İş Kanunu 25. madde, işverenin haklı nedenle iş sözleşmesini derhal fesih yetkisini belirtmektedir. Bu maddeye göre işveren, iş sözleşmesini feshetmek için ihbar süresini beklemek zorunda değildir. 25. Maddede sayılan hallerden birinin gerçekleşmesin durumunda, işçiye tazminat ödenmeksizin derhal işten çıkarabilir.
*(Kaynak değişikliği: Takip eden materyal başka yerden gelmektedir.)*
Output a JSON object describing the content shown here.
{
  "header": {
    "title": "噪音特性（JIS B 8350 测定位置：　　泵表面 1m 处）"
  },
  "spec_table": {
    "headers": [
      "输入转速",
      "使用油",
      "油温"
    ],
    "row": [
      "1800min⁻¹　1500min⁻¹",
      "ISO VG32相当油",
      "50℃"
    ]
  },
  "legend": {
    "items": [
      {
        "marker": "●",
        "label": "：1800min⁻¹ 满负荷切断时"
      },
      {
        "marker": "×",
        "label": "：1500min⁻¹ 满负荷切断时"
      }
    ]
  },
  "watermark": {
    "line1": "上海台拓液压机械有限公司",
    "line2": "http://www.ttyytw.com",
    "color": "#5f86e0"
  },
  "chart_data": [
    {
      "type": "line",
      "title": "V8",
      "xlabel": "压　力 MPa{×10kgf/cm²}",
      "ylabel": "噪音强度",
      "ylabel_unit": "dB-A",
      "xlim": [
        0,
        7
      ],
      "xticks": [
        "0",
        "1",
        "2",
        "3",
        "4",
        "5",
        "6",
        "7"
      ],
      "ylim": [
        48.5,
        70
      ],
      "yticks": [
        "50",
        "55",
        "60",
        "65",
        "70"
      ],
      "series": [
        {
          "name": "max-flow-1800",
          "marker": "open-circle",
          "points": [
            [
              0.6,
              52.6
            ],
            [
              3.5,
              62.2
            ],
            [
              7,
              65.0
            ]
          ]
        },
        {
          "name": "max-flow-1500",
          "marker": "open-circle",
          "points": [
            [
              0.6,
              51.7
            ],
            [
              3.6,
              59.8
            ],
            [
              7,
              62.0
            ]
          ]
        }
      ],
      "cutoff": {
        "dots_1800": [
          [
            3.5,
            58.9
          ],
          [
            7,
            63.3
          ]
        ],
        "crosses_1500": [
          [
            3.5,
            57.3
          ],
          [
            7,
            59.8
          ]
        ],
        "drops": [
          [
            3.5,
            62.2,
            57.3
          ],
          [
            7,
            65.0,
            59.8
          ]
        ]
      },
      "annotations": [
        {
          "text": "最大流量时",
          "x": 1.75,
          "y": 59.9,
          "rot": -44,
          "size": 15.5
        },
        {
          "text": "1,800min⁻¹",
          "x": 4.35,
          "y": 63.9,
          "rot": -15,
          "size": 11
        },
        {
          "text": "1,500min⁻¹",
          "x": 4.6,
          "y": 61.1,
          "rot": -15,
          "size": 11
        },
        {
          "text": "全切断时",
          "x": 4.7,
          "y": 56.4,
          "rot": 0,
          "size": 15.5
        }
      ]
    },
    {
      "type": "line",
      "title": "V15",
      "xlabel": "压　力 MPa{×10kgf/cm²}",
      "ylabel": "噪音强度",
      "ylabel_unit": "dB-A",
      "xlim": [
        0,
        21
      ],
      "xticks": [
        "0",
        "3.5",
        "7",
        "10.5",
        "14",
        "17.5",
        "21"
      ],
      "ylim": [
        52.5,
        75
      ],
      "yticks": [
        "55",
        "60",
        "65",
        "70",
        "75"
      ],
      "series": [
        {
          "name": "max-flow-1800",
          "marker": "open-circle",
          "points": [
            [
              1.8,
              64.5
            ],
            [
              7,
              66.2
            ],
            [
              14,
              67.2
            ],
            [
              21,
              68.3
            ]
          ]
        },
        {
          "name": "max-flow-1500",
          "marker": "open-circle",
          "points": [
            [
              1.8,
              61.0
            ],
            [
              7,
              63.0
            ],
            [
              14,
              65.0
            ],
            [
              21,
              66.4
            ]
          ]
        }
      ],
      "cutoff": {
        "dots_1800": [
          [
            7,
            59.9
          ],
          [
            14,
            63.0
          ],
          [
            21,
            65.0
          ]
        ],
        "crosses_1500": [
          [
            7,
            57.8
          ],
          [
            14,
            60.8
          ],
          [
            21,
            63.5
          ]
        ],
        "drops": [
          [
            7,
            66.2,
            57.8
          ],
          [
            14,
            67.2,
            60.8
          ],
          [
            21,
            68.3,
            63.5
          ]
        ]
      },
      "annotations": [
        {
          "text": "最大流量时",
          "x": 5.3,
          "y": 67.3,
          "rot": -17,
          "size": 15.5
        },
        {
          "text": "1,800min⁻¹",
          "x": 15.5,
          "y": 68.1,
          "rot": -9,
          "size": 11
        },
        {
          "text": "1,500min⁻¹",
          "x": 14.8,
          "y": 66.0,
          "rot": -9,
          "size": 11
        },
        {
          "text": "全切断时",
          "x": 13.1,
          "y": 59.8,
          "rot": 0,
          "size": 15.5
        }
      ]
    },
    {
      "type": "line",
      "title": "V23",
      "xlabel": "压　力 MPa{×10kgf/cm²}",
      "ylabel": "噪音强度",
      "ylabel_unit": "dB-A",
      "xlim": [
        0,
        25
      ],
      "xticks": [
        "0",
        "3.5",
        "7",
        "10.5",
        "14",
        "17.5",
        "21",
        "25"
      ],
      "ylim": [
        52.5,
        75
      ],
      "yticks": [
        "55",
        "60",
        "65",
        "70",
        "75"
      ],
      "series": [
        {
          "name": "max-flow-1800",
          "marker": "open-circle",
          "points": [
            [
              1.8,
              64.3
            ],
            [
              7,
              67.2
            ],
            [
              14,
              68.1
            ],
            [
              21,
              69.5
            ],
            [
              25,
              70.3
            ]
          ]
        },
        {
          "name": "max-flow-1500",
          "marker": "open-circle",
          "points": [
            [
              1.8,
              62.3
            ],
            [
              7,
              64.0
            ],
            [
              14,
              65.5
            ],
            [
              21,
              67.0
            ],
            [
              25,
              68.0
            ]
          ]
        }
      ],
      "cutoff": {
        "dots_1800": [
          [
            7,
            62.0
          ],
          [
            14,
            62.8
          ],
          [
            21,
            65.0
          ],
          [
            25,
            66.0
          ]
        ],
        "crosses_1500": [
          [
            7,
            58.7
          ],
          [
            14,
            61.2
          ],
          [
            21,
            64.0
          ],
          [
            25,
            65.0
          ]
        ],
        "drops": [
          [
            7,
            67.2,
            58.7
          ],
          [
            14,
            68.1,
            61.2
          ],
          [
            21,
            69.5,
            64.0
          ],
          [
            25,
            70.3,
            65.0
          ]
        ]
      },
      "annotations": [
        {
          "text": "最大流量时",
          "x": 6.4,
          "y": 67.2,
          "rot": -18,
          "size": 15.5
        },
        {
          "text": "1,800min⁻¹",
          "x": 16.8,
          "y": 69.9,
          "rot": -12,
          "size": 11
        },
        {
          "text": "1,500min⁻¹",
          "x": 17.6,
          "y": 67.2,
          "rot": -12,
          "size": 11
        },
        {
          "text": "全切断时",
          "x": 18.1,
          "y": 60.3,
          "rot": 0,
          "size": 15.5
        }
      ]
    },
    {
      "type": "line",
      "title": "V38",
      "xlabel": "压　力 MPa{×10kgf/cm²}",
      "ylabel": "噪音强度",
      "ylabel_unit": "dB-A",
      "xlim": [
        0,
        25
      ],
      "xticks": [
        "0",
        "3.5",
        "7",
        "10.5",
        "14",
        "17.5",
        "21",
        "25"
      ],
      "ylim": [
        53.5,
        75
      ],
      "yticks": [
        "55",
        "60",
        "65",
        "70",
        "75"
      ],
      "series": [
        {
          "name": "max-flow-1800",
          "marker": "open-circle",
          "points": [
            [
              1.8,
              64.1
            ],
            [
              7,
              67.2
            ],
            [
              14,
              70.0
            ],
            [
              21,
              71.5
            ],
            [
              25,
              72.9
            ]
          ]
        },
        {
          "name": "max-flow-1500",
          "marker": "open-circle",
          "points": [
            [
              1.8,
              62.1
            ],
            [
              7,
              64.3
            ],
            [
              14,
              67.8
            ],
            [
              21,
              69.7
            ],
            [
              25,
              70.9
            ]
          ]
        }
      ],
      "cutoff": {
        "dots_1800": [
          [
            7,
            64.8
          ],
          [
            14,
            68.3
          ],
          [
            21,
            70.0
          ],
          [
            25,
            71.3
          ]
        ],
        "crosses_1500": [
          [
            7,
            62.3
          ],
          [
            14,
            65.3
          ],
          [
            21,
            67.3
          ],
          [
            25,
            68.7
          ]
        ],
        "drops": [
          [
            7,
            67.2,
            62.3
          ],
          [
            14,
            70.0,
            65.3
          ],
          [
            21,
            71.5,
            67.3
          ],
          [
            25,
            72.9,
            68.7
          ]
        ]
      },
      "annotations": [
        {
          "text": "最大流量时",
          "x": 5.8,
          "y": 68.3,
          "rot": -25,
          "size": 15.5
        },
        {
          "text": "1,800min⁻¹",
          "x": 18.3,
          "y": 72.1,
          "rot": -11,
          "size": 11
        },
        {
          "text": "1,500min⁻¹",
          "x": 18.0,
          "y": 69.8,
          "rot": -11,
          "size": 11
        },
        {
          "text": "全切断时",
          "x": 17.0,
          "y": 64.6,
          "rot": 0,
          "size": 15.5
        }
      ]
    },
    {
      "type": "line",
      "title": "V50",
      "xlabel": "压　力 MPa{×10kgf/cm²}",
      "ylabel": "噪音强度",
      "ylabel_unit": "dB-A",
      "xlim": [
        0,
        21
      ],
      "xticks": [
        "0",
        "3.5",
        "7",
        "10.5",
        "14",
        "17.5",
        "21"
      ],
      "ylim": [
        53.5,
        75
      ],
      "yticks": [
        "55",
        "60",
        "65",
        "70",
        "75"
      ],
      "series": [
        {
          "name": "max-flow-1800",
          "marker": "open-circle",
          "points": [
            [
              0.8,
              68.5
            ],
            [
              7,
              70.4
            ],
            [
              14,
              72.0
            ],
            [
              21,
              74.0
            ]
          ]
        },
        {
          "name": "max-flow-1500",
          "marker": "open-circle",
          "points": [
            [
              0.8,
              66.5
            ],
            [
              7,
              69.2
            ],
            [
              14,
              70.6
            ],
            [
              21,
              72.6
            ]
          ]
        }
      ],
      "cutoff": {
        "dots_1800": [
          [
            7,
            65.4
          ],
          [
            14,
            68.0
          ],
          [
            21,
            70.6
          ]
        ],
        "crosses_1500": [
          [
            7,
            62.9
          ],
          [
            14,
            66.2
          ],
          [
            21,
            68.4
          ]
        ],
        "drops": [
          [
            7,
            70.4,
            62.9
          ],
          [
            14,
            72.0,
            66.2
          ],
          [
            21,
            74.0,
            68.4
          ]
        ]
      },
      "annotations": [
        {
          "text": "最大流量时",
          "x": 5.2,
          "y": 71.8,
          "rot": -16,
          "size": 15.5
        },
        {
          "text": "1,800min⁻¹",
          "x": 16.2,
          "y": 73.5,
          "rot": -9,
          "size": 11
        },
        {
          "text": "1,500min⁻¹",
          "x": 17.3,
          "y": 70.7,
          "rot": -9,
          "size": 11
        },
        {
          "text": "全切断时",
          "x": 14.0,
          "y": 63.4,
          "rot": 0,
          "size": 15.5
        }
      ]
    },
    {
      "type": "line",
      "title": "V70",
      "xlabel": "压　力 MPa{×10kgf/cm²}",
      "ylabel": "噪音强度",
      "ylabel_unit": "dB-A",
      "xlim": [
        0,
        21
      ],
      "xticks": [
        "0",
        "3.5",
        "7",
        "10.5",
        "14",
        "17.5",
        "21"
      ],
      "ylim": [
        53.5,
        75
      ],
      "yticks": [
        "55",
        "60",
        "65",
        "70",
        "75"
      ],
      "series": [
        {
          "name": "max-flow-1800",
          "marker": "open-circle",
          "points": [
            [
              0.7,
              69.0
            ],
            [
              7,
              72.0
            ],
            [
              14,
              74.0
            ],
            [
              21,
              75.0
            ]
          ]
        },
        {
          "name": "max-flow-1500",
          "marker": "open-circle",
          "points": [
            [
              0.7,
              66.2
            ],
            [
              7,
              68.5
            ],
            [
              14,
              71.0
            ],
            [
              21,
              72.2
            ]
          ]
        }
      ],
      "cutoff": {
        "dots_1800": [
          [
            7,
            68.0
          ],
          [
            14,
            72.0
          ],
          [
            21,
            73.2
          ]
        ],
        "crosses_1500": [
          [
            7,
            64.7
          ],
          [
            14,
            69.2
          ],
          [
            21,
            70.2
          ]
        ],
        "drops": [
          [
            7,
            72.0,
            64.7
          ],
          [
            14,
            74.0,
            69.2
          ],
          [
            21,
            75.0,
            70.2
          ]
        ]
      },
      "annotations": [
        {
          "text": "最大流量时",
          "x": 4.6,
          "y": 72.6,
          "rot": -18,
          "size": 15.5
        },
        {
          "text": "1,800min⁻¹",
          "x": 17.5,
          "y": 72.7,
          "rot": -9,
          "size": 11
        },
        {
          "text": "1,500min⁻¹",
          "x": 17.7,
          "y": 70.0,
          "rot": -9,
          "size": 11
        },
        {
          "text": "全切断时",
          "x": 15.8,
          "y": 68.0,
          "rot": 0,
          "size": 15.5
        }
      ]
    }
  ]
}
25. maddede düzenlenen haklı fesih nedenleri, 3 başlık altında toplanmıştır. Bunlar: Ahlak ve iyi niyet kurallarına aykırı hareketler, Sağlık nedenleri ve zorlayıcı sebeplerdir.
Bu yazıda, işverenin haklı fesih yetkisi ve 25. madde doğrultusunda işten çıkarılan işçinin hakları incelenecektir.
İş Kanunu 25. Maddeden Çıkarılan İşçi Tazminat Alır Mı?
İşveren, işçiyi ahlak ve iyi niyet kurallarını ihlal etmesi nedeniyle işten çıkarabilir. Bu durumda işverenin haklı fesih söz konusu olacağı için İş Kanunu 25. madde doğrultusunda, işçi kıdem ve ihbar tazminatı hakkını kaybeder. Bu nedenle, 25. maddeden işten çıkarılan işçinin tazminat alması mümkün değildir.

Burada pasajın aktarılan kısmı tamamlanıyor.